Wheel Collar Tightening
If you use wheel collars with the tiny hex setscrews (I think most of us do), sometimes while tightening them the hex wrench rounds off a little,
causing it to stick in the setscrew. So you end up turning the hex wrench to loosen the wheel collar just to get the wrench out. But now the
setscrew may not be tight anymore. To check it, just turn it with your fingers. If it doesn't turn, it's tight enough. If you can turn it, try to tighten it more.
Drill Depth Gage
Sometimes I carve foam with a drill bit in my rotary tool, but I need a certain depth. I measure the depth I need on the bit, and wrap a piece of masking tape around the bit above the mark. Then when the bit is spinning, I know not to go past the edge of the tape. This will work if you need a not-all-the-way-through hole in almost any material.

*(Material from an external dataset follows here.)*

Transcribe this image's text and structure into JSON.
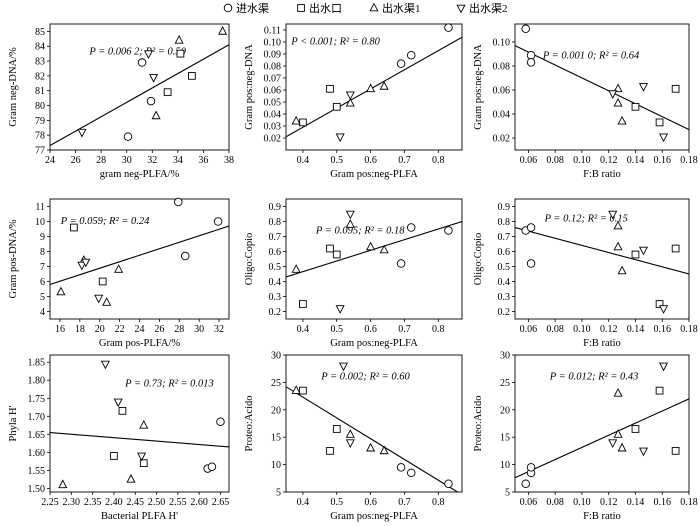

Need an antenna tube inside that long fuselage? Next time you go to your favorite restaurant, grab five or six extra straws. At home, cut each
with scissors lengthwise, colapse it in on itself and add a little tape. This colapse make the straw a smaller diameter, which works best for
receiver antennas. Then make a small cut in one end, colapse it a little, and stick it into the next straw, and apply tape. You can chain several of these together, then put into the fuselage for holding the antenna.
Smoking While Fueling
There's no smoking signs at gas stations, as it could be dangerous to smoke while filling your gas tank. So why smoke while you fuel your
Fuel and Battery Separation
In your field box, keep the fuel storage, and starting battery, at opposite ends. If they're next to each other, and the battery or power panel
shorts, it could ignite fuel vapors. I have two separate boxes, one has the fuel and pump, the other has the battery and tools. When I want to fuel, I just plug the fuel pump into the power panel on the other box. And even though there's two field boxes, they're easier for me to carry instead of one big heavy box.
Arrow Shaft Drill
Need a long straight hole through solid foam or several pieces of balsa, either in a fuselage or wing? Take an aluminum arrow shaft, and cut small notches on one end, as if to make it a saw. Put the shaft in a drill, and it will cut long straight holes for cables, pushrods, antennas, etc.
Have you ever tried soldering clevises or other small parts and didn't have anything to hold it with? Try a plain old wood clothespin. They work great for holding small hot parts while soldering, and they have many other modeling uses too.